Actor Cillian Murphy gives powerful performance in 24 minute movie set for Cork festival

Cillian Murphy in a scene from All Of This Unreal Time.
WITH the mammoth Oppenheimer still bringing the masses to the cinema, a much smaller but no less powerful Cillian Murphy performance is coming to Triskel Cinema in Cork city on September 8.
The arthouse cinema will host the Irish premiere of the short film All Of This Unreal Time, a 24-minute monologue performance by Murphy playing as part of the Sounds From A Safe Harbour Festival, which runs from September 7-10.
The short, directed by the award-winning Irish director Aoife McArdle, follows a man walking alone through a city at night in an almost dream-like state as he speaks of grief, loss, and guilt, and repeatedly apologises for past misdoings.
It is a profoundly emotive and evocative portrait of a man struggling under the weight of his thoughts. The film highlights Murphy’s immense talent for portraying anguish and deep emotion, once again proving that he is one of the finest actors of his generation.
It was produced by Corkonian and Sounds From A Safe Harbour Festival director Mary Hickson, who says the film came about following Murphy’s performance in Max Porter’s play, Grief Is The Thing With Feathers.
“Cillian and Max worked very intimately on Grief Is The Thing With Feathers and became very close and are still very good friends,” said Hickson.
“At the end of the project, Max gifted Cillian a monologue as a personal gift. Cillian sent it to me to read, and the words on the page are powerful.
I remember reading it and being absolutely destroyed. I couldn’t read my laptop for the tears.
“A short while later, I was in Cillian’s house, and we discussed what we could do with the monologue. We knew it was something, but Cillian wasn’t sure about doing it as a live performance on stage; he needed to take a break from theatre after the previous play.”

Murphy and Hickson knew that, whatever they would do with the monologue would involve music. They contacted the renowned producer John Hopkins, who had the same visceral response to Porter’s words as Hickson.
“He got back to me within minutes of reading the script, and he had broken down crying and was so moved that he, too, knew he had to be involved with whatever we were going to produce.”
At the time, Hickson was working with Bryce Dessner, from the band The National, on a project for the Manchester International Festival, but there was an issue with rights, meaning the project could not continue.
“Not getting the rights for our other project proved serendipitous with how things transpired,” said Hickson.
“John Hopkins really wanted to work on the monologue, and Bryce and his brother, Aaron, the other half of The National, really wanted to work with John, and once they read the script, they were as moved as we all were.”
The producer said they still didn’t know what the monologue would become, but the creative team, including Murphy, decided to go to France for a week to hash out ideas. But then the pandemic kicked in and prevented them from travelling.
“We had this wonderful team and such good energy around the project, but we still didn’t know how we would present it,” explained Hickson.
“The Dessners work a lot in a studio in France, and we thought it would be the perfect spot to spend a week together around the table with no preconceived conceptions of what it would become, hang out and see what we could make of it, but then lockdown came.
Covid dictated an awful lot of the next couple of steps.
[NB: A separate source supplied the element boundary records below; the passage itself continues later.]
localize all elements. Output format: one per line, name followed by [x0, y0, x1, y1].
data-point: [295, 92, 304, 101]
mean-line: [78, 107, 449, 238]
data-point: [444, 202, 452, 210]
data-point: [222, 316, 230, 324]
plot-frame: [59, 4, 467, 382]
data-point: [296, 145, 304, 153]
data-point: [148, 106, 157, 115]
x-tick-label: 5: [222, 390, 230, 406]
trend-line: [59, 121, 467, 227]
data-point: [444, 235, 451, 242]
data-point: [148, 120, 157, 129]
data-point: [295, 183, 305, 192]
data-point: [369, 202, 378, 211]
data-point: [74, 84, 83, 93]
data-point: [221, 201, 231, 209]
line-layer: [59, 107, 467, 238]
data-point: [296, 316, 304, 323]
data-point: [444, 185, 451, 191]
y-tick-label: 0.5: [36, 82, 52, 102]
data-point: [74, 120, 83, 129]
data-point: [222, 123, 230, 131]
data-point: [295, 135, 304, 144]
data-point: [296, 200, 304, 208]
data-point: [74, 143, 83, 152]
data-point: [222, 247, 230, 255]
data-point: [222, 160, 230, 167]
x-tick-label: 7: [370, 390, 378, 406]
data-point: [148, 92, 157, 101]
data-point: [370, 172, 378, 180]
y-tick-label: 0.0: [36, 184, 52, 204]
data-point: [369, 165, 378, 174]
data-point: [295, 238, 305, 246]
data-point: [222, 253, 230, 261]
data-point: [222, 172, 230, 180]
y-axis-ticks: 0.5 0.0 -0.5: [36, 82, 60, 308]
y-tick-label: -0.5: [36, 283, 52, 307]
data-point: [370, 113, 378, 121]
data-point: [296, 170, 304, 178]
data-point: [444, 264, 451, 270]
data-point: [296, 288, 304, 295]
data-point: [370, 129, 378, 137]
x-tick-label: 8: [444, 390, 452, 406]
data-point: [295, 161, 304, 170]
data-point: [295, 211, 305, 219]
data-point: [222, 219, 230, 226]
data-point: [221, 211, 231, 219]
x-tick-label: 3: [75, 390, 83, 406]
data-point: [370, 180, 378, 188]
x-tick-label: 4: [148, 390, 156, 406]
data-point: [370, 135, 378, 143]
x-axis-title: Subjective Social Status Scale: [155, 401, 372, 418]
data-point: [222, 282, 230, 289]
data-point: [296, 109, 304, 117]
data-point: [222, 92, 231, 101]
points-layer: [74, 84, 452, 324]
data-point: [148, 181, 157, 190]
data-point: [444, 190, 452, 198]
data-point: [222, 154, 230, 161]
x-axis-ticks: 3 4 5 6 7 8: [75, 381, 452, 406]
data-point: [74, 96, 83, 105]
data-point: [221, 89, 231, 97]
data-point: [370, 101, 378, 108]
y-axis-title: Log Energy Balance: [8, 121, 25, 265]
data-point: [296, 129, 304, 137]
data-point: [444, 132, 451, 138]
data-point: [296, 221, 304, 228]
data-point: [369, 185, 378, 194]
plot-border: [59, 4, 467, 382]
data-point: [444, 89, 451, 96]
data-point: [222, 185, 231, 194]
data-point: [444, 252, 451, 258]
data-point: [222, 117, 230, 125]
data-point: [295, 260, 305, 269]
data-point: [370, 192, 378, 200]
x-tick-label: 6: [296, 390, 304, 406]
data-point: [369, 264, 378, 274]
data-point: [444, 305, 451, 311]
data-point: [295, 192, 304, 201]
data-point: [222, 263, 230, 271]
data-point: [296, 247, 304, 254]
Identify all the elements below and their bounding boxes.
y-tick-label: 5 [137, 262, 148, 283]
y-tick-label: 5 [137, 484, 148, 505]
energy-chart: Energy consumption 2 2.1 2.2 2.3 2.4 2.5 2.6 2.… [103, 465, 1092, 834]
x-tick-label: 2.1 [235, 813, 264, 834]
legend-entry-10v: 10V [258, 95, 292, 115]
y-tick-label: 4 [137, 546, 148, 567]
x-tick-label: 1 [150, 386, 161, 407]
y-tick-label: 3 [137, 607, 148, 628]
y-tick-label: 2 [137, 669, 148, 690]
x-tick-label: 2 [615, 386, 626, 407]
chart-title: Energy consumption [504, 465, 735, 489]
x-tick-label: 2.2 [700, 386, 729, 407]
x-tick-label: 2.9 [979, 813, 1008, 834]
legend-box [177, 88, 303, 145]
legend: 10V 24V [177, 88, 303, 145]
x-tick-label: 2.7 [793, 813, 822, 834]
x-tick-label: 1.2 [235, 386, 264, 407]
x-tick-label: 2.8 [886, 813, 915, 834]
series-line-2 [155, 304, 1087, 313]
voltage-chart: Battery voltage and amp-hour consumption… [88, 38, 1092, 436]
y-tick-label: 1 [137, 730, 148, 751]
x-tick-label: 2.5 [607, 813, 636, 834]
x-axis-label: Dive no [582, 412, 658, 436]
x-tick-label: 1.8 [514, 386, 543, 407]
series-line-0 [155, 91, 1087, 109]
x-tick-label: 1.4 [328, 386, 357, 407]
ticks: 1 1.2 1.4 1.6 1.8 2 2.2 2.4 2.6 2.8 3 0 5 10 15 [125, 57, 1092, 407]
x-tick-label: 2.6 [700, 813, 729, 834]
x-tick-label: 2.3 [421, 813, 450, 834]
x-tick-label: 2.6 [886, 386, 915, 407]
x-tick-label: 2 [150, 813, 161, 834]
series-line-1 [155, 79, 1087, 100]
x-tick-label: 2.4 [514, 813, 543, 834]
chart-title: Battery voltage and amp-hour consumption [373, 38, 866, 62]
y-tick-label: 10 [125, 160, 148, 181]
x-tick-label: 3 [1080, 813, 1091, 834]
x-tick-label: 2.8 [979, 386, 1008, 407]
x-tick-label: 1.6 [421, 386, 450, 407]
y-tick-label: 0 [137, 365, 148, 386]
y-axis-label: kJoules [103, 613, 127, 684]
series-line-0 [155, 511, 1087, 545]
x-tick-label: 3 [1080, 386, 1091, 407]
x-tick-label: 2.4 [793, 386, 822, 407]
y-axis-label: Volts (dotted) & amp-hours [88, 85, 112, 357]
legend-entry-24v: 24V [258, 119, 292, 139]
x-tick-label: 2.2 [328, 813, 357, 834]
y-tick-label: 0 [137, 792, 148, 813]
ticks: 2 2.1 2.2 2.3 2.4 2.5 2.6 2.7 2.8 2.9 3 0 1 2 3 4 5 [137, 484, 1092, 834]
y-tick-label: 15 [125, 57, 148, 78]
We couldn’t meet in a room together, so we began to meet on Zoom.
The team needed a vital cog, a director, and Hickson said the decision to choose Aoife McArdle was an easy one, but they were uncertain if she would be available as she is busy working in the U.S on shows like the award-winning Severance.
“It was left to myself, Max, and Cillian to consider who might be the director,” said Hickson.
“We wanted it to be a woman because we had such a male team, so we wanted that balance of a female director, and we thought it would be amazing if it were an Irish person.
“We very quickly came to the same realisation that Aoife McArdle was the first option for everybody. She directed an incredible music video with John Hopkins; we all loved her aesthetic. Aoife is so busy we didn’t think she would have time, but fortunately, she was interested.”
Things tend to move slowly in the film industry, but within two weeks, McArdle had a production company involved, and the team were on location with Murphy ready to start filming.
“Aoife had to be in America to work on Severance, so she was gone. She had this tiny window of availability, so we shot it in three days in East London, and then she was editing it while she was shooting with Ben Stiller on Severance.”
The film premiered at the Manchester International Festival, where it was received with much applause, but due to the pandemic, it didn’t get the audiences it deserved.
Hickson says she is delighted it will now have its Irish premiere, and is even happier to have it in Cork.
“It didn’t get the momentum because of the pandemic, but it’s very special,” she said.
It is one of those rare life moments you are so proud to have been involved in.
“We all genuinely felt that it is a very important piece of filmmaking, and to bring it home to Cork adds to the feeling.”